Possession with daemons is making the child ill - that’s Fast thinking. An invisible thing called a virus is causing the child to be ill - and if we inject dead versions of the virus into other children, they won’t get ill - that’s Slow thinking. Slow thinking is really, really hard. For everybody.

Agile methodologies have really got one contribution to slow thinking - iteration.

But slow thinking has its own problems. Which often aren’t very apparent to advocates of slow thinking.

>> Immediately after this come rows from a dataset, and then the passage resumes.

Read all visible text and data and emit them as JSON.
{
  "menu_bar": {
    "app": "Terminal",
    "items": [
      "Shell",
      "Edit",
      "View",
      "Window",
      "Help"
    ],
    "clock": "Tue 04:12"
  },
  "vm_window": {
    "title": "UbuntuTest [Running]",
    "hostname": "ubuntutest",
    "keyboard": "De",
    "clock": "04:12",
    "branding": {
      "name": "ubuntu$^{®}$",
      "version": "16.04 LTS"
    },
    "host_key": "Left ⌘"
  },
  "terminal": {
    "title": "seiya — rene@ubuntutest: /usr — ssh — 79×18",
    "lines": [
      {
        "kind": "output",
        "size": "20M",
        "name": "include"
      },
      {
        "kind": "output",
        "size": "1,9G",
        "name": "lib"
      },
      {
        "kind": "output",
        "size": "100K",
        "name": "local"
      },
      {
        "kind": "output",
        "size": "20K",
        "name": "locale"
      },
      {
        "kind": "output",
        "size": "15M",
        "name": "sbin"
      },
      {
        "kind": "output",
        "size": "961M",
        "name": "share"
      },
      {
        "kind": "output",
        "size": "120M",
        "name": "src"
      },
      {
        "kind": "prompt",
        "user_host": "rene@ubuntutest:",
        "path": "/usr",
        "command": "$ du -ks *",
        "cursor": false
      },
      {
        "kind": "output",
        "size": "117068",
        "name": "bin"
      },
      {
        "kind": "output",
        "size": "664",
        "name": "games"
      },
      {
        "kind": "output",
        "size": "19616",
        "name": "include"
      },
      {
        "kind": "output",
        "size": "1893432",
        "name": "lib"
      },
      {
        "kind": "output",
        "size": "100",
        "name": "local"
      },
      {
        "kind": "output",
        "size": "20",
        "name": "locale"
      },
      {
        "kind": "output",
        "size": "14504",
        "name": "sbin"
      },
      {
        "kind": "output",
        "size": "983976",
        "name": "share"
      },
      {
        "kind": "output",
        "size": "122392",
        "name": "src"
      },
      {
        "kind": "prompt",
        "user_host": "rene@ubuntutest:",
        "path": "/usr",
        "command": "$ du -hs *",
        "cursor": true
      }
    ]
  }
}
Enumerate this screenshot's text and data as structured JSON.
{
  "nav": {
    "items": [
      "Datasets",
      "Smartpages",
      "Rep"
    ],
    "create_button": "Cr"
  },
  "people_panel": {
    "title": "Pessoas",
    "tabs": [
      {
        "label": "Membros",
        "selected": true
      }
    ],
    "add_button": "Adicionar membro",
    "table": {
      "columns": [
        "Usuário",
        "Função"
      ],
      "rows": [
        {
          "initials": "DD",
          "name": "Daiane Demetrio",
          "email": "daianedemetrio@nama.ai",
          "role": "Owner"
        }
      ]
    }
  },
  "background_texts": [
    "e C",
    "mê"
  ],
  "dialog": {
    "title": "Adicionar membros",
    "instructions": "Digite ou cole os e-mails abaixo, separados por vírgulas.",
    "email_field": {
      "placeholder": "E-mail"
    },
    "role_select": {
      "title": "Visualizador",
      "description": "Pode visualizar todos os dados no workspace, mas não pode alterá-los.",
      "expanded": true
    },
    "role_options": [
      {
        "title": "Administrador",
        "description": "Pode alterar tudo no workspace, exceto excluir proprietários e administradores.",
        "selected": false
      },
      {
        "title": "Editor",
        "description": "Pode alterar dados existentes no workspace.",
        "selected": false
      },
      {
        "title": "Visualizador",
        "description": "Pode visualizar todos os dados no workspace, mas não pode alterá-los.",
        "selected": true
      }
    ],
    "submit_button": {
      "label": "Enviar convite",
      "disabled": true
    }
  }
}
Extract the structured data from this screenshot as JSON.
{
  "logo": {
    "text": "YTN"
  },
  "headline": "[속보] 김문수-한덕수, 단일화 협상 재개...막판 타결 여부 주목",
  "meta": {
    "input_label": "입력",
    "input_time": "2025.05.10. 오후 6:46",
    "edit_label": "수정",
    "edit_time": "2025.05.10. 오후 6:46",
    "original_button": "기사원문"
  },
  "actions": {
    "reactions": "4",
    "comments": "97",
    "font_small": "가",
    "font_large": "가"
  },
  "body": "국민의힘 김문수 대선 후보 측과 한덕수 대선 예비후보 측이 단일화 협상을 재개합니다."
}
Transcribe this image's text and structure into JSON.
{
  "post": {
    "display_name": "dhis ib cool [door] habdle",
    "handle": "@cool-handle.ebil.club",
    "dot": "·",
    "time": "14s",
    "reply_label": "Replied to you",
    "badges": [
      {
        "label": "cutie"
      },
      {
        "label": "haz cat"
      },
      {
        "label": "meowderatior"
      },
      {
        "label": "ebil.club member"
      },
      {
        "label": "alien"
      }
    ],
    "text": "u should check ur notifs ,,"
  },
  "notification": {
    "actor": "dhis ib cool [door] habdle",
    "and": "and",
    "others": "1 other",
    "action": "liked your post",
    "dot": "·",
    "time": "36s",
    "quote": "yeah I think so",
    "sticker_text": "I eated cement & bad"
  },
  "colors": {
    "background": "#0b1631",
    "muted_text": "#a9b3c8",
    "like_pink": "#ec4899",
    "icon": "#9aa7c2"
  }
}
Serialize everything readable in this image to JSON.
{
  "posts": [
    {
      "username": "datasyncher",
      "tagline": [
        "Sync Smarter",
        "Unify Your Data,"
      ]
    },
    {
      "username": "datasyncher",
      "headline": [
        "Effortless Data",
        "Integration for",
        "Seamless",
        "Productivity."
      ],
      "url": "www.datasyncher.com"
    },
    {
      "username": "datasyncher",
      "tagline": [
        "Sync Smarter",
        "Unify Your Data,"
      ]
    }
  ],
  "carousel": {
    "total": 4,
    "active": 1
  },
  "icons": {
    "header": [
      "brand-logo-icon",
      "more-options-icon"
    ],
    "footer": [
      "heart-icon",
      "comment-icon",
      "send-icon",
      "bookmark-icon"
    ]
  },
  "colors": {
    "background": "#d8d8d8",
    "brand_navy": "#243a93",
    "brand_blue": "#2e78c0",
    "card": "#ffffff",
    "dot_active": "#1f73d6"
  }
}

First of all, since slow thinking is so exhausting, the only reason people bother with it is that it gets results. This is a big problem for Agile - it’s very often not so obvious that the project would have died if the science/medicine of Agile hadn’t been applied. I recently worked on a large Government project that was supposed to deliver a system to implement legislation which changes every seven years. The two previous attempts and implementing software to support this legislation (7 and 14 years ago) had been complete catastrophes. One was so bad that a special select committee was formed to make sure that the senior civil servants involved in the programme didn’t get their bonuses. The most recent implementation - implemented, at least nominally, using an Agile methodology, had lots of serious problems. But it was far from being a total disaster. Maybe just a minor disaster.

There’s another problem for slow thinkers.

The tools of slow thinking aren’t reality.

Scientific theories are theories, they are simply more involved and elaborate (and harder to work) heuristics/rules of thumb than those that are hardwired into us and exhibited as “fast thinking”. They gain all of their credibility from the times when they have more explicative and predictive power than the “fast thinking” theories that they replace. Scientific theories are maps of reality, they are not that reality.